Waters asked Hargrove " where's your money" ? Hargrove said it was in his car and told Waters to take whatever he wanted. Waters then proceeded upstairs. The other man remained in the basement with Hargrove. After five to fifteen minutes, Waters returned and said, repeatedly, " I should just kill this nigger. I should just go on and just kill this nigger." Hargrove believed he was going to die but, preferring to die " on his feet like a man" charged for the gun. At that point the third man passed the gun to Waters, who began shooting and continued until he emptied the gun. Hargrove was shot in the hand, arm, face, and back of the head . . . .
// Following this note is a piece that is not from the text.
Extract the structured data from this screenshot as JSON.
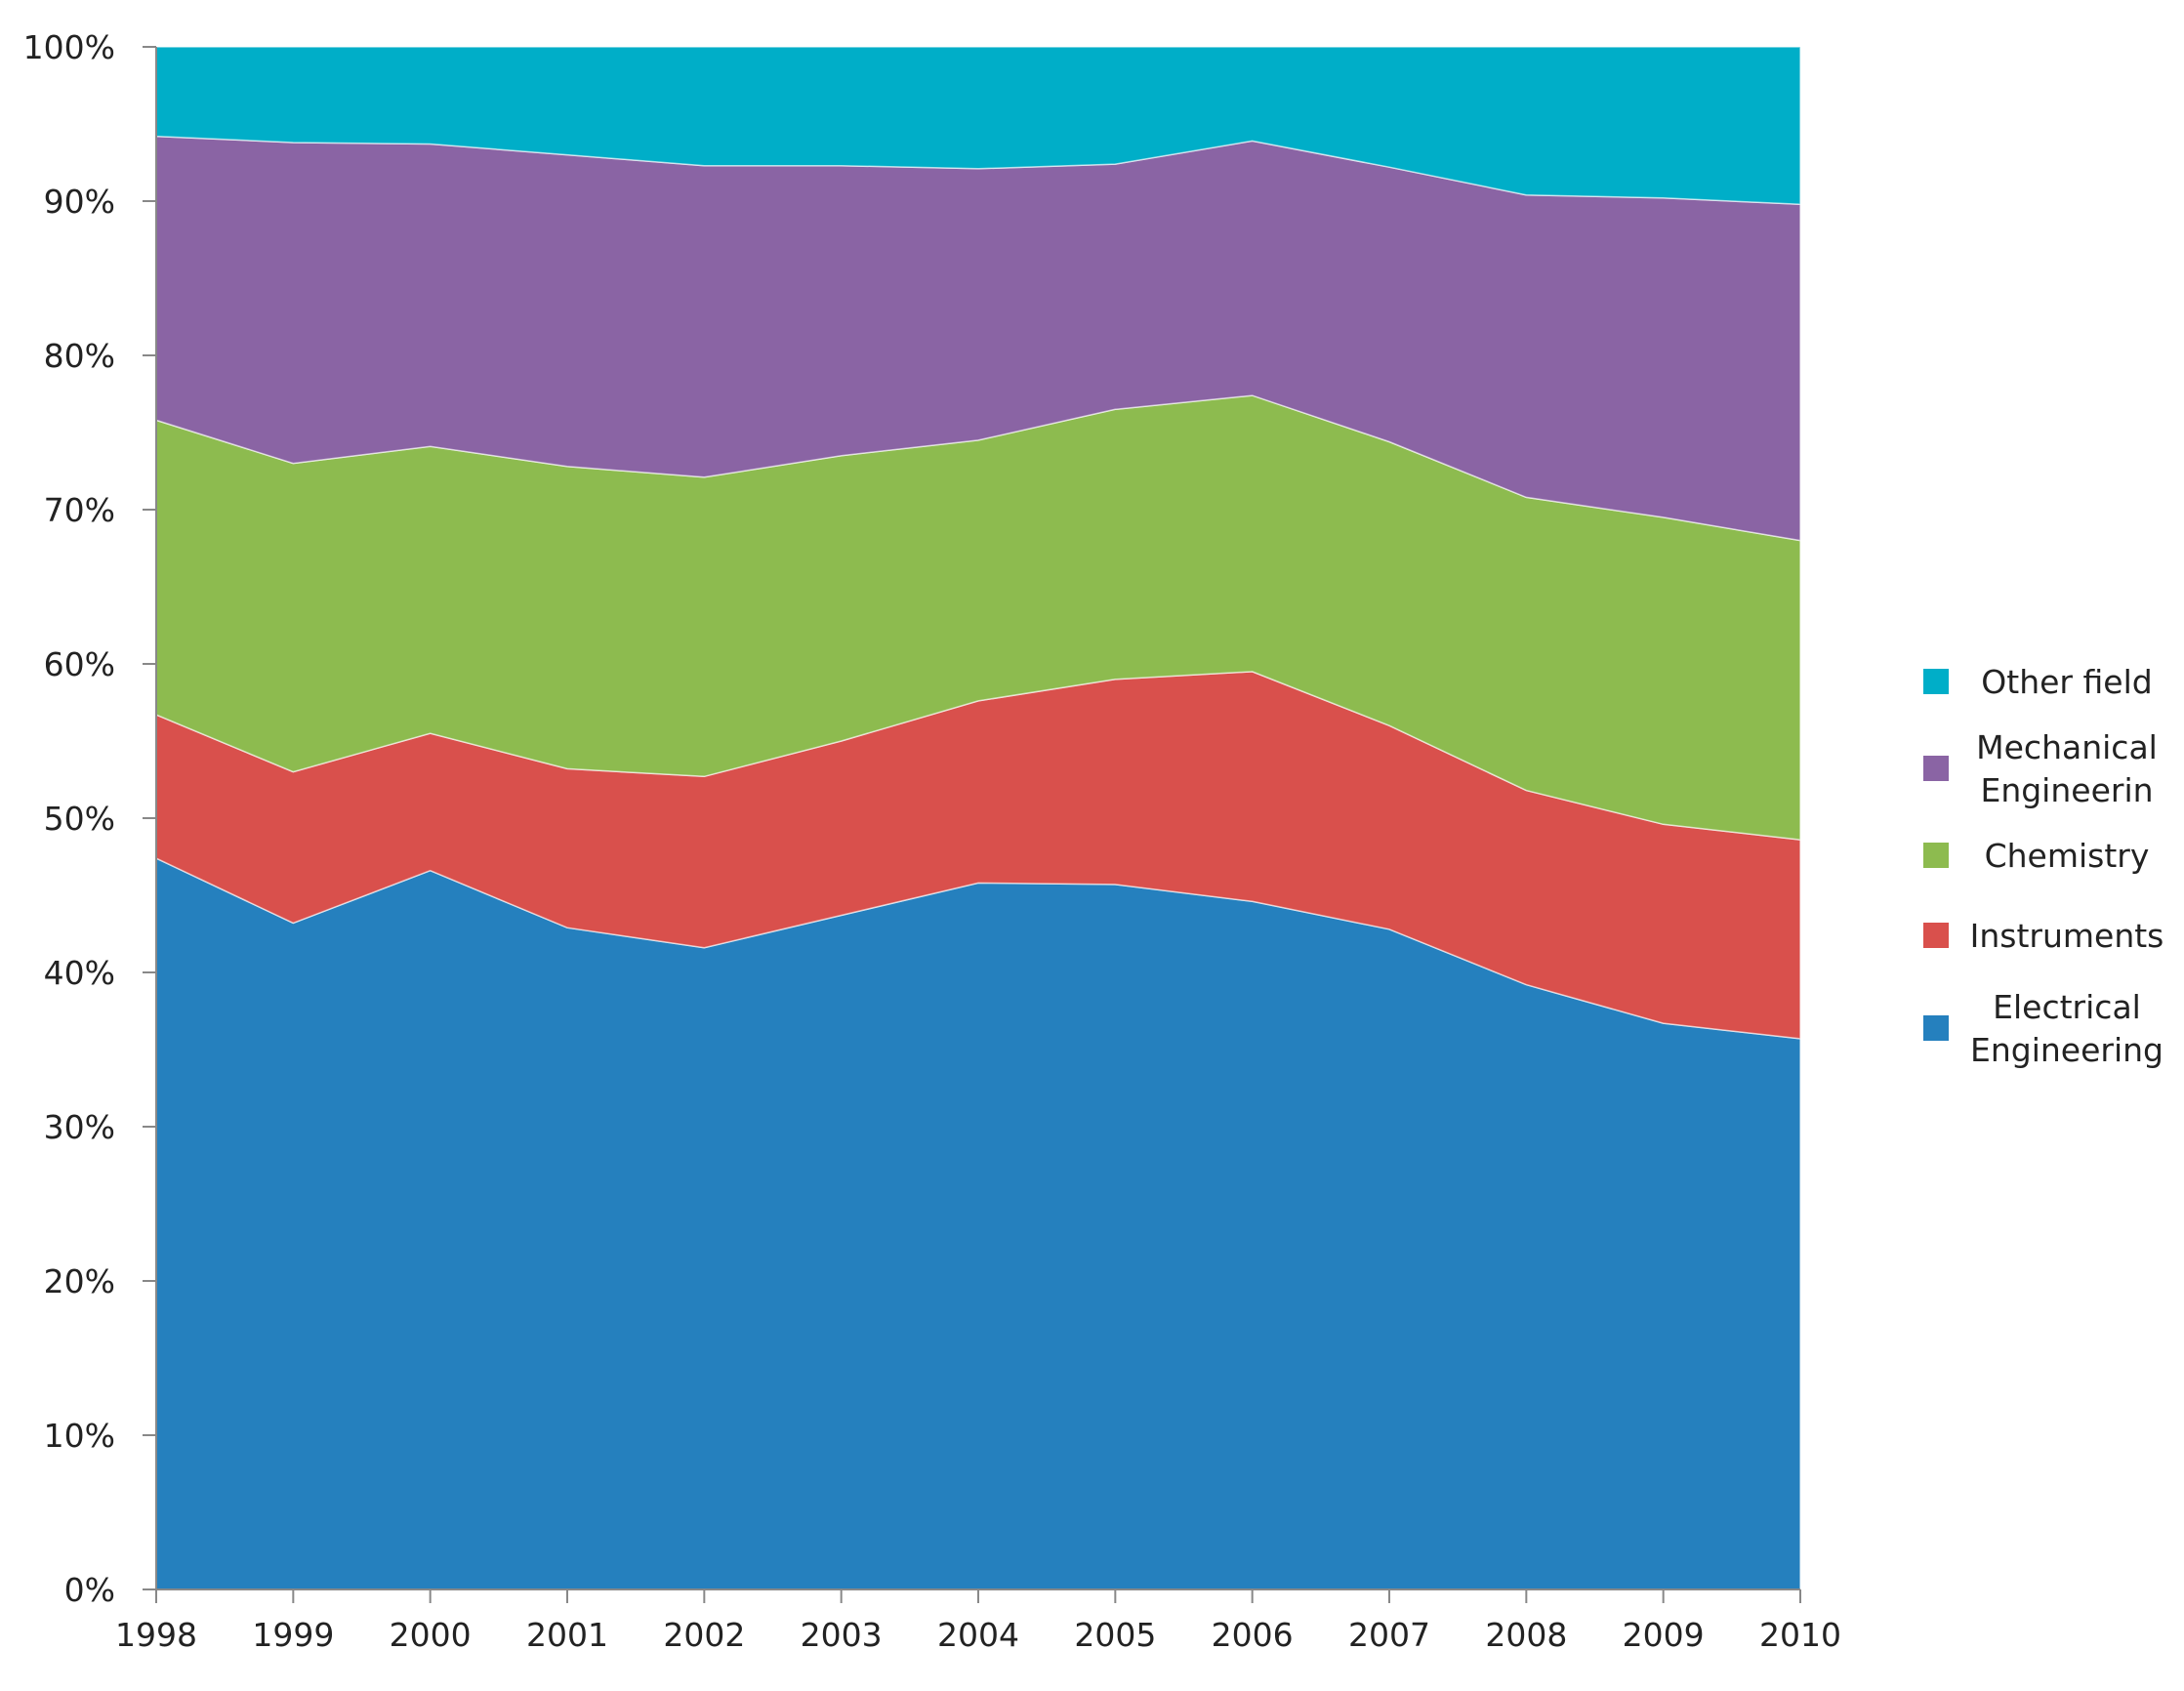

Slip op. at 2. In addition, Hargrove testified that during the robbery, petitioner ordered the unidentified man who was pointing a pistol at Hargrove to " kill him" if he " tries anything." Id. at 11. The DCCA observed from petitioner's own testimony that " Waters was carrying a pistol when he entered the house and Randolph knew Waters generally did so, permitting the jury to find both that Waters personally met the 'while armed' element of armed kidnaping and that Randolph would not have been surprised at Waters's use of a weapon to effectuate the assailants' scheme." Id. The DCCA noted that " [t]he government made clear throughout its theory that Randolph was the principal in the knife-related crimes and Waters (and/or the third man) was the principal in the gun-related crimes and . . . jurors were told that they must give 'separate consideration and return separate verdicts with respect to each defendant as to each count." Id. at 15. The DCCA was " satisfied that, as a whole, the court's instructions were adequate to inform jurors that to convict either appellant as an aider and abettor, they had to find that he had the mens rea [necessary state of mind] required for the offense." Id.
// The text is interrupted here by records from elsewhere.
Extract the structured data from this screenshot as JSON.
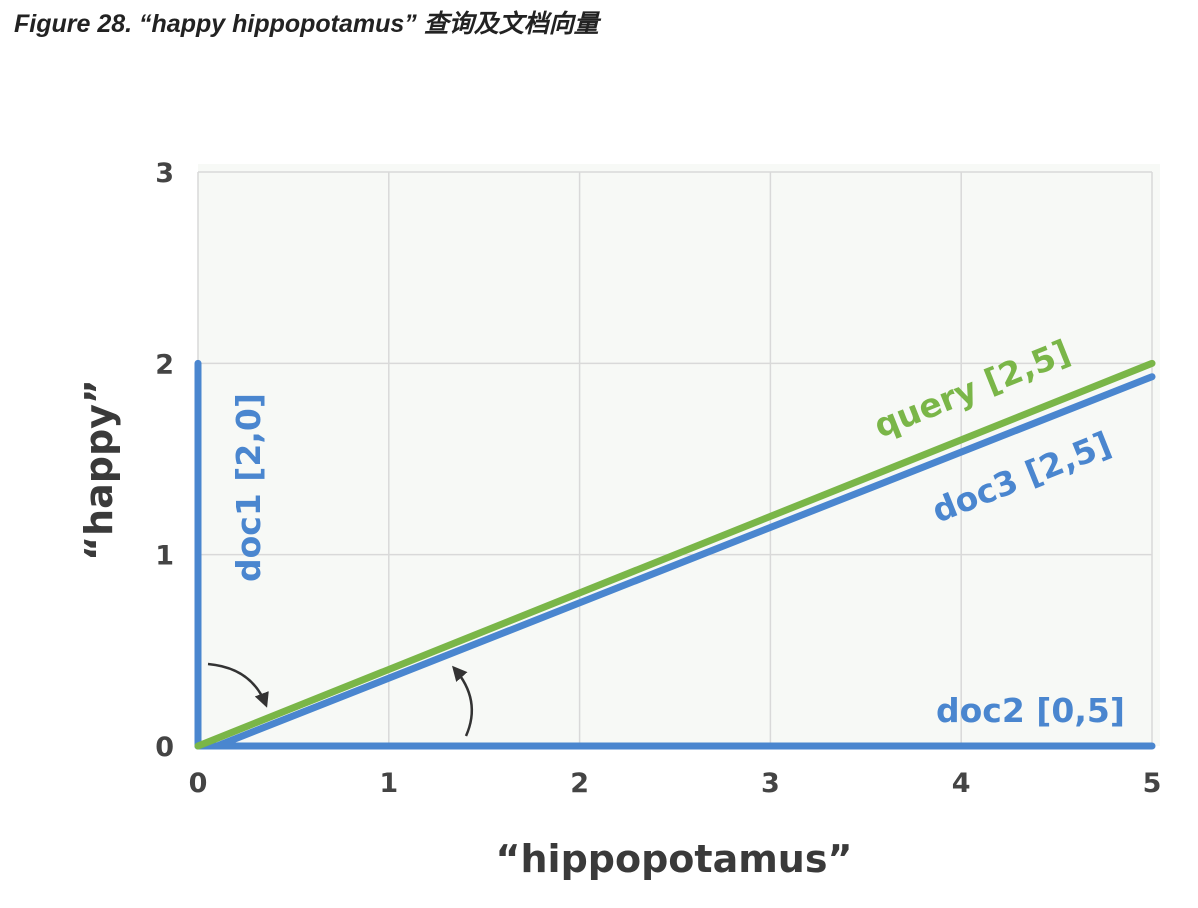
{
  "figure": {
    "caption": "Figure 28. “happy hippopotamus” 查询及文档向量"
  },
  "chart_data": {
    "type": "line",
    "xlabel": "“hippopotamus”",
    "ylabel": "“happy”",
    "xlim": [
      0,
      5
    ],
    "ylim": [
      0,
      3
    ],
    "xticks": [
      "0",
      "1",
      "2",
      "3",
      "4",
      "5"
    ],
    "yticks": [
      "0",
      "1",
      "2",
      "3"
    ],
    "grid": true,
    "colors": {
      "doc": "#4a86cf",
      "query": "#7ab648",
      "plot_background": "#f7f9f6",
      "grid": "#d9d9d9",
      "arrow": "#333333"
    },
    "series": [
      {
        "name": "doc1 [2,0]",
        "color": "#4a86cf",
        "points": [
          [
            0,
            0
          ],
          [
            0,
            2
          ]
        ]
      },
      {
        "name": "doc2 [0,5]",
        "color": "#4a86cf",
        "points": [
          [
            0,
            0
          ],
          [
            5,
            0
          ]
        ]
      },
      {
        "name": "doc3 [2,5]",
        "color": "#4a86cf",
        "points": [
          [
            0.1,
            0
          ],
          [
            5,
            1.93
          ]
        ]
      },
      {
        "name": "query [2,5]",
        "color": "#7ab648",
        "points": [
          [
            0,
            0
          ],
          [
            5,
            2
          ]
        ]
      }
    ],
    "annotations": [
      {
        "type": "angle-arrow",
        "description": "curved arrow between doc1 and query"
      },
      {
        "type": "angle-arrow",
        "description": "curved arrow between doc2 and query"
      }
    ]
  }
}
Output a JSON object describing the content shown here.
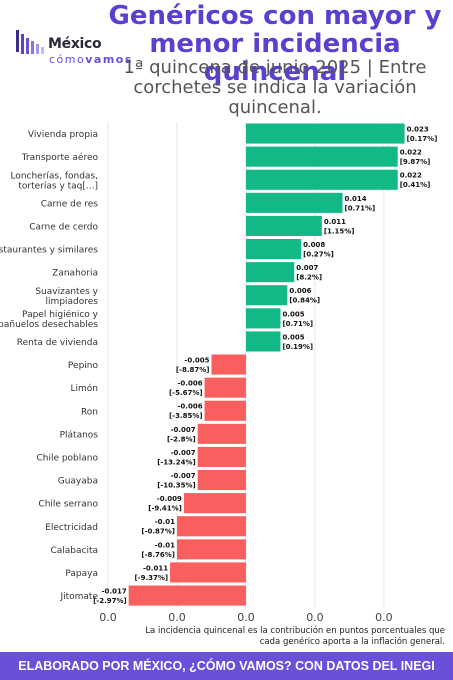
{
  "header": {
    "title": "Genéricos con mayor y menor incidencia quincenal",
    "subtitle": "1ª quincena de junio 2025 | Entre corchetes se indica la variación quincenal.",
    "logo_line1": "México",
    "logo_line2a": "cómo",
    "logo_line2b": "vamos"
  },
  "chart_data": {
    "type": "bar",
    "orientation": "horizontal",
    "categories": [
      "Vivienda propia",
      "Transporte aéreo",
      "Loncherías, fondas, torterías y taq[...]",
      "Carne de res",
      "Carne de cerdo",
      "Restaurantes y similares",
      "Zanahoria",
      "Suavizantes y limpiadores",
      "Papel higiénico y pañuelos desechables",
      "Renta de vivienda",
      "Pepino",
      "Limón",
      "Ron",
      "Plátanos",
      "Chile poblano",
      "Guayaba",
      "Chile serrano",
      "Electricidad",
      "Calabacita",
      "Papaya",
      "Jitomate"
    ],
    "values": [
      0.023,
      0.022,
      0.022,
      0.014,
      0.011,
      0.008,
      0.007,
      0.006,
      0.005,
      0.005,
      -0.005,
      -0.006,
      -0.006,
      -0.007,
      -0.007,
      -0.007,
      -0.009,
      -0.01,
      -0.01,
      -0.011,
      -0.017
    ],
    "value_labels": [
      "0.023",
      "0.022",
      "0.022",
      "0.014",
      "0.011",
      "0.008",
      "0.007",
      "0.006",
      "0.005",
      "0.005",
      "-0.005",
      "-0.006",
      "-0.006",
      "-0.007",
      "-0.007",
      "-0.007",
      "-0.009",
      "-0.01",
      "-0.01",
      "-0.011",
      "-0.017"
    ],
    "variation_labels": [
      "[0.17%]",
      "[9.87%]",
      "[0.41%]",
      "[0.71%]",
      "[1.15%]",
      "[0.27%]",
      "[8.2%]",
      "[0.84%]",
      "[0.71%]",
      "[0.19%]",
      "[-8.87%]",
      "[-5.67%]",
      "[-3.85%]",
      "[-2.8%]",
      "[-13.24%]",
      "[-10.35%]",
      "[-9.41%]",
      "[-0.87%]",
      "[-8.76%]",
      "[-9.37%]",
      "[-2.97%]"
    ],
    "x_tick_labels": [
      "0.0",
      "0.0",
      "0.0",
      "0.0",
      "0.0"
    ],
    "x_tick_values": [
      -0.02,
      -0.01,
      0.0,
      0.01,
      0.02
    ],
    "xlim": [
      -0.02,
      0.029
    ],
    "colors": {
      "positive": "#12b886",
      "negative": "#fa5f5f",
      "grid": "#e6e6e6"
    },
    "grid": true
  },
  "note": "La incidencia quincenal es la contribución en puntos porcentuales que cada genérico aporta a la inflación general.",
  "footer": "ELABORADO POR MÉXICO, ¿CÓMO VAMOS? CON DATOS DEL INEGI"
}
Thus, even if counsel performed deficiently, no basis exists for finding that but for counsel's failure to challenge the sufficiency of the evidence supporting the AWIK conviction, the outcome of petitioner's appeal would have been any different. It is reasonably safe to conclude from the DCCA's consideration of the trial evidence and the applicable law that it would have affirmed petitioner's AWIK conviction on " a Pinkerton, or co-conspirator, theory of liability," as it did in affirming Randolph's pistol-related kidnapping conviction though " the government adduced no evidence that he personally handled a gun." Slip op. at 9-10 (discussing Pinkerton v. United States, 328 U.S. 640, 66 S.Ct. 1180, 90 L.Ed. 1489 (1946)); see id. at 10 (" We are satisfied that the government's evidence was sufficient to establish that there existed between Randolph, Waters, and the third assailant an agreement to steal from Hargrove, and that each man knowingly participated in carrying out the agreement." ) and n.7 (citing Thomas v. United States, 748 A.2d 931, 934, 936 (D.C. 2000) (explaining [] that every federal court that at the time had decided whether a Pinkerton instruction may be given when there is no conspiracy charge in the indictment had held that such an instruction to be proper).


For the foregoing reasons, the application for a writ of habeas corpus is denied. A separate Order accompanies this Memorandum Opinion.